Thinking about it, that’s pretty much what we do as the OU with our tutorial system. For a small-population course, we might have a handful of tutorial groups spread all over the place. (E.g. our online MA, where a tutor group might have students in Thurso, Margate, Lille, Abu Dhabi and Wellington.) For a large-population course, we can arrage many more tutorial groups so that for most students there’s one in their part of the city or the nearest market town.

But that’s very slow turnover stuff: the groups form for the whole course, which is typically 9 months. I’d imagine the location-based social networking stuff would be more about groups forming for an hour or two.
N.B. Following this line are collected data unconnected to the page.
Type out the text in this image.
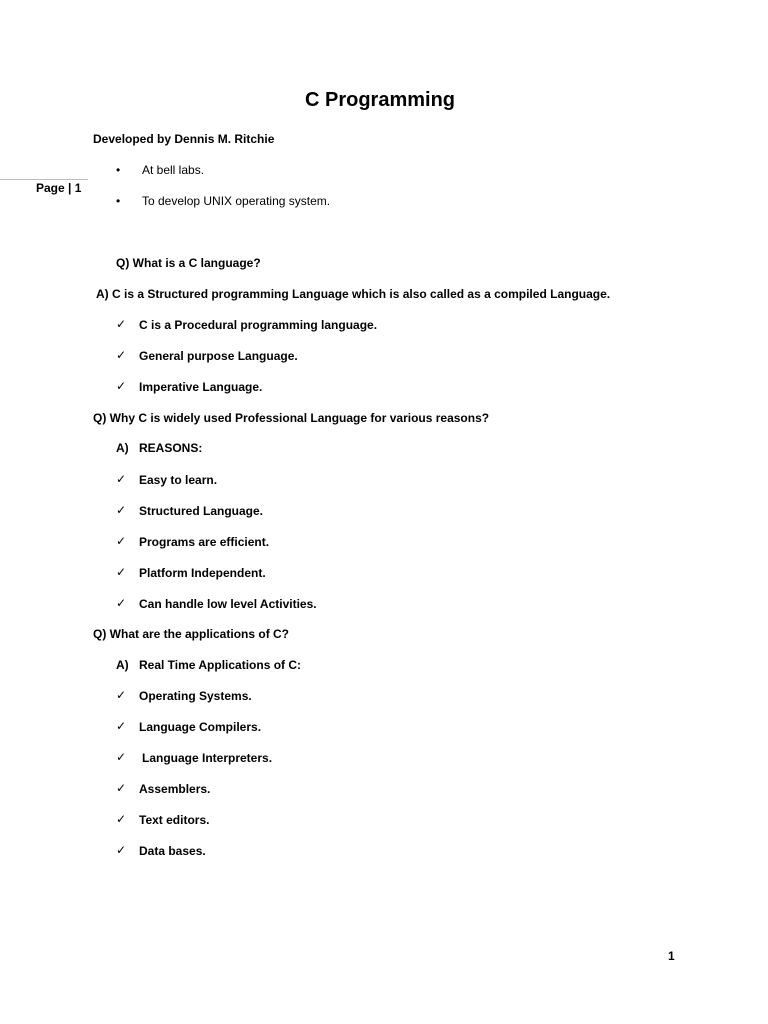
C Programming
Developed by Dennis M. Ritchie
Page | 1
• At bell labs.
• To develop UNIX operating system.
Q) What is a C language?
A) C is a Structured programming Language which is also called as a compiled Language.
✓ C is a Procedural programming language.
✓ General purpose Language.
✓ Imperative Language.
Q) Why C is widely used Professional Language for various reasons?
A) REASONS:
✓ Easy to learn.
✓ Structured Language.
✓ Programs are efficient.
✓ Platform Independent.
✓ Can handle low level Activities.
Q) What are the applications of C?
A) Real Time Applications of C:
✓ Operating Systems.
✓ Language Compilers.
✓ Language Interpreters.
✓ Assemblers.
✓ Text editors.
✓ Data bases.
1
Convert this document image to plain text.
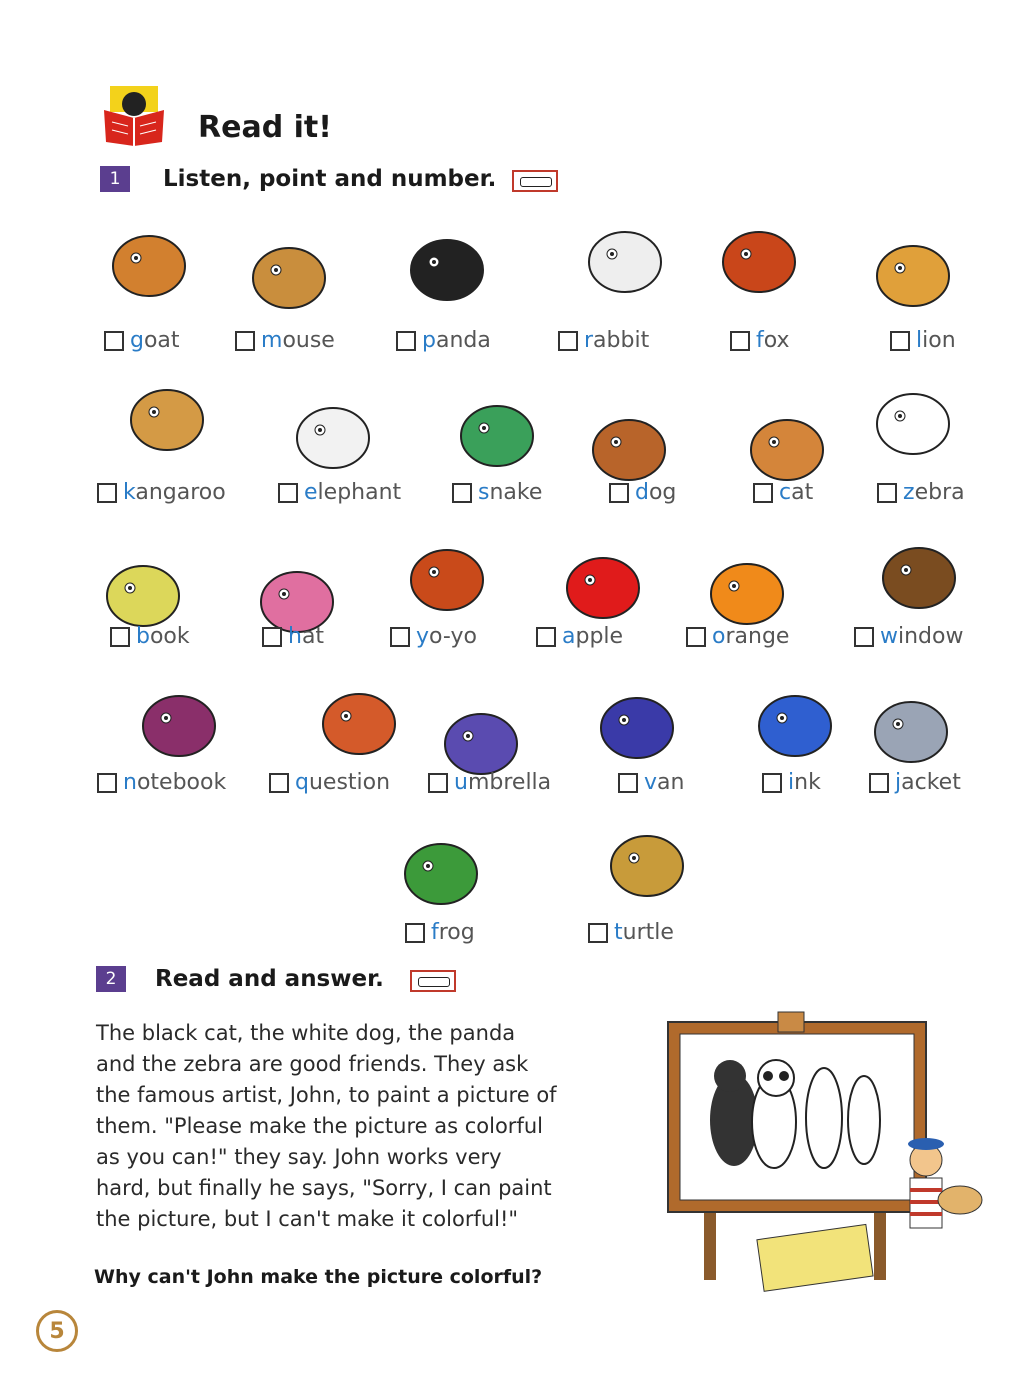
Read it!
1	Listen, point and number.
goat	mouse	panda	rabbit	fox	lion
kangaroo	elephant	snake	dog	cat	zebra
book	hat	yo-yo	apple	orange	window
notebook	question	umbrella	van	ink	jacket
frog	turtle
2	Read and answer.
The black cat, the white dog, the panda
and the zebra are good friends. They ask
the famous artist, John, to paint a picture of
them. "Please make the picture as colorful
as you can!" they say. John works very
hard, but finally he says, "Sorry, I can paint
the picture, but I can't make it colorful!"
Why can't John make the picture colorful?
5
I’m now starting to think about how Reed’s Law of group-forming networks reckons that the value of a group-forming network grows more like O(2^N) than the O(N^2) that Metcalfe’s Law says a telecoms network does, and how enhancing the group-forming aspect of a given network – say of OU students – will therefore dramatically enhance its value … but this post is already too long and I need to head off to the next thing.

(And I’ve not put in the links here, sorry – but it’s a real content post!)